This is a course with focus of learning concepts in machine learning using scikit-learn. This course will build upon prior skills in:
- pandas
- visualising data
- fundamental statistics
- fundamental linear algebra
All lecture codes and exercises can be found in the course Github repo.
This course mostly focuses on supervised learning, both regression and classification, but has small parts in unsupervised learning, dimension reductions and artificial neural networks.
Week | Content |
---|---|
7 | Regression Linear, gradient descent, sklearn |
8 | Polynomial, overfitting, underfitting, regularization, cross-validation |
9 | Classification: Logistic regression, KNN |
10 | GridsearchCV, SVM, lab1 |
11 | Descision tree, Random forest, NLP intro, Naive bayes, lab1 |
12 | Unsupervised: K-means, PCA lab1 |
13 | ANN intro, Repetition |
14 | Repetition, Exam (tuesday) |
15 | Apply for LIA, self-study, re-exams on other courses |
Many exercises and lecture materials are in form of Jupyter notebooks with .ipynb extensions.

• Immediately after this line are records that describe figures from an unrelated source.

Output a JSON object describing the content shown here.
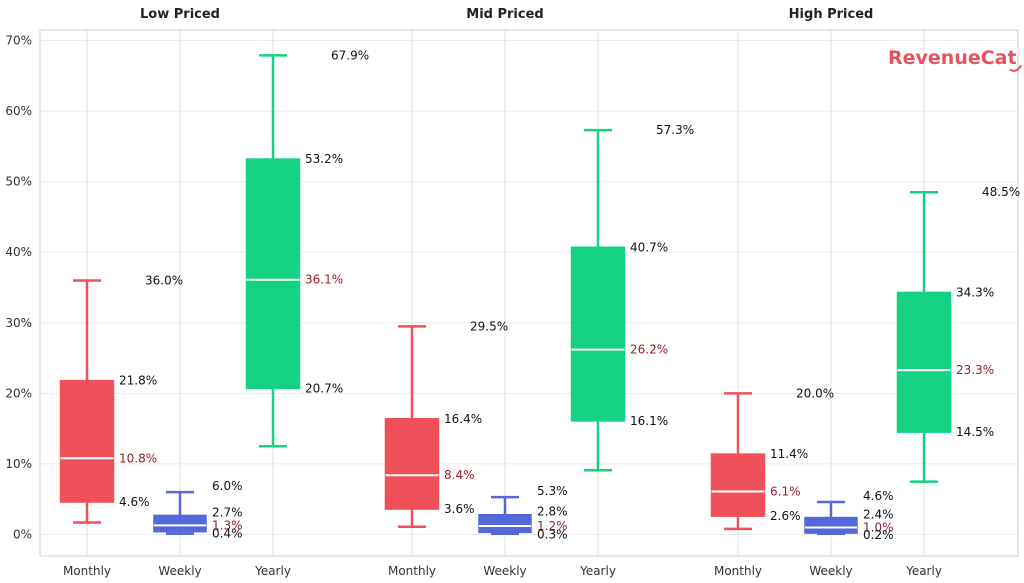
{
  "brand": {
    "logo_text": "RevenueCat",
    "color": "#e5535f"
  },
  "chart_data": {
    "type": "box",
    "yformat": "percent",
    "ylim": [
      -3,
      71
    ],
    "yticks": [
      0,
      10,
      20,
      30,
      40,
      50,
      60,
      70
    ],
    "ytick_labels": [
      "0%",
      "10%",
      "20%",
      "30%",
      "40%",
      "50%",
      "60%",
      "70%"
    ],
    "grid": true,
    "categories": [
      "Monthly",
      "Weekly",
      "Yearly"
    ],
    "category_colors": {
      "Monthly": "#f0505a",
      "Weekly": "#5468d9",
      "Yearly": "#14d282"
    },
    "panels": [
      {
        "title": "Low Priced",
        "boxes": [
          {
            "category": "Monthly",
            "whisker_low": 1.7,
            "q1": 4.6,
            "median": 10.8,
            "q3": 21.8,
            "whisker_high": 36.0,
            "labels": {
              "q1": "4.6%",
              "median": "10.8%",
              "q3": "21.8%",
              "whisker_high": "36.0%"
            }
          },
          {
            "category": "Weekly",
            "whisker_low": 0.1,
            "q1": 0.4,
            "median": 1.3,
            "q3": 2.7,
            "whisker_high": 6.0,
            "labels": {
              "q1": "0.4%",
              "median": "1.3%",
              "q3": "2.7%",
              "whisker_high": "6.0%"
            }
          },
          {
            "category": "Yearly",
            "whisker_low": 12.5,
            "q1": 20.7,
            "median": 36.1,
            "q3": 53.2,
            "whisker_high": 67.9,
            "labels": {
              "q1": "20.7%",
              "median": "36.1%",
              "q3": "53.2%",
              "whisker_high": "67.9%"
            }
          }
        ]
      },
      {
        "title": "Mid Priced",
        "boxes": [
          {
            "category": "Monthly",
            "whisker_low": 1.1,
            "q1": 3.6,
            "median": 8.4,
            "q3": 16.4,
            "whisker_high": 29.5,
            "labels": {
              "q1": "3.6%",
              "median": "8.4%",
              "q3": "16.4%",
              "whisker_high": "29.5%"
            }
          },
          {
            "category": "Weekly",
            "whisker_low": 0.1,
            "q1": 0.3,
            "median": 1.2,
            "q3": 2.8,
            "whisker_high": 5.3,
            "labels": {
              "q1": "0.3%",
              "median": "1.2%",
              "q3": "2.8%",
              "whisker_high": "5.3%"
            }
          },
          {
            "category": "Yearly",
            "whisker_low": 9.1,
            "q1": 16.1,
            "median": 26.2,
            "q3": 40.7,
            "whisker_high": 57.3,
            "labels": {
              "q1": "16.1%",
              "median": "26.2%",
              "q3": "40.7%",
              "whisker_high": "57.3%"
            }
          }
        ]
      },
      {
        "title": "High Priced",
        "boxes": [
          {
            "category": "Monthly",
            "whisker_low": 0.8,
            "q1": 2.6,
            "median": 6.1,
            "q3": 11.4,
            "whisker_high": 20.0,
            "labels": {
              "q1": "2.6%",
              "median": "6.1%",
              "q3": "11.4%",
              "whisker_high": "20.0%"
            }
          },
          {
            "category": "Weekly",
            "whisker_low": 0.1,
            "q1": 0.2,
            "median": 1.0,
            "q3": 2.4,
            "whisker_high": 4.6,
            "labels": {
              "q1": "0.2%",
              "median": "1.0%",
              "q3": "2.4%",
              "whisker_high": "4.6%"
            }
          },
          {
            "category": "Yearly",
            "whisker_low": 7.5,
            "q1": 14.5,
            "median": 23.3,
            "q3": 34.3,
            "whisker_high": 48.5,
            "labels": {
              "q1": "14.5%",
              "median": "23.3%",
              "q3": "34.3%",
              "whisker_high": "48.5%"
            }
          }
        ]
      }
    ]
  }
}
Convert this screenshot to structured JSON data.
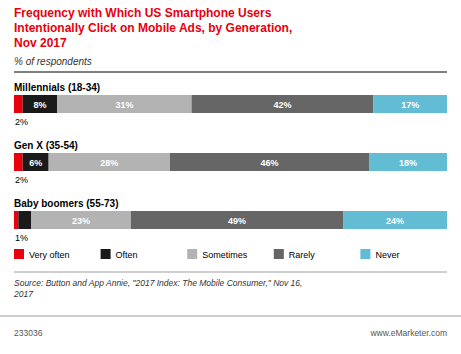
{
  "chart_data": {
    "type": "bar",
    "orientation": "horizontal",
    "stacked": true,
    "title": "Frequency with Which US Smartphone Users\nIntentionally Click on Mobile Ads, by Generation,\nNov 2017",
    "subtitle": "% of respondents",
    "categories": [
      "Millennials (18-34)",
      "Gen X (35-54)",
      "Baby boomers (55-73)"
    ],
    "series": [
      {
        "name": "Very often",
        "color": "#e8000d",
        "values": [
          2,
          2,
          1
        ],
        "value_labels": [
          "2%",
          "2%",
          "1%"
        ]
      },
      {
        "name": "Often",
        "color": "#1a1a1a",
        "values": [
          8,
          6,
          3
        ],
        "value_labels": [
          "8%",
          "6%",
          null
        ]
      },
      {
        "name": "Sometimes",
        "color": "#b3b3b3",
        "values": [
          31,
          28,
          23
        ],
        "value_labels": [
          "31%",
          "28%",
          "23%"
        ]
      },
      {
        "name": "Rarely",
        "color": "#666666",
        "values": [
          42,
          46,
          49
        ],
        "value_labels": [
          "42%",
          "46%",
          "49%"
        ]
      },
      {
        "name": "Never",
        "color": "#62bcd4",
        "values": [
          17,
          18,
          24
        ],
        "value_labels": [
          "17%",
          "18%",
          "24%"
        ]
      }
    ],
    "xlim": [
      0,
      100
    ],
    "tick_labels": false,
    "grid": false,
    "legend": "bottom",
    "data_labels": true,
    "annotations": [
      "Source: Button and App Annie, \"2017 Index: The Mobile Consumer,\" Nov 16,\n2017",
      "233036",
      "www.eMarketer.com"
    ]
  }
}
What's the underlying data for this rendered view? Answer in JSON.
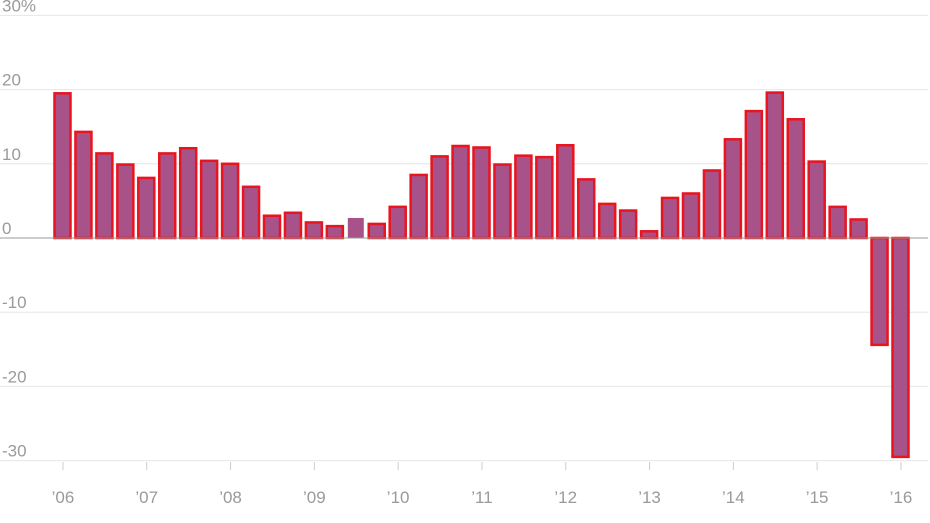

Sometimes GitHub may not load them correctly for preview, then you can use Open in Colab, which is an addon in Chrome to open the notebook in Colab. Alternatively, you can go to jupyter nbviewer, and paste the link to the notebook for previewing. When working with exercises it is important that you create your own notebooks (.ipynb) or script files (.py).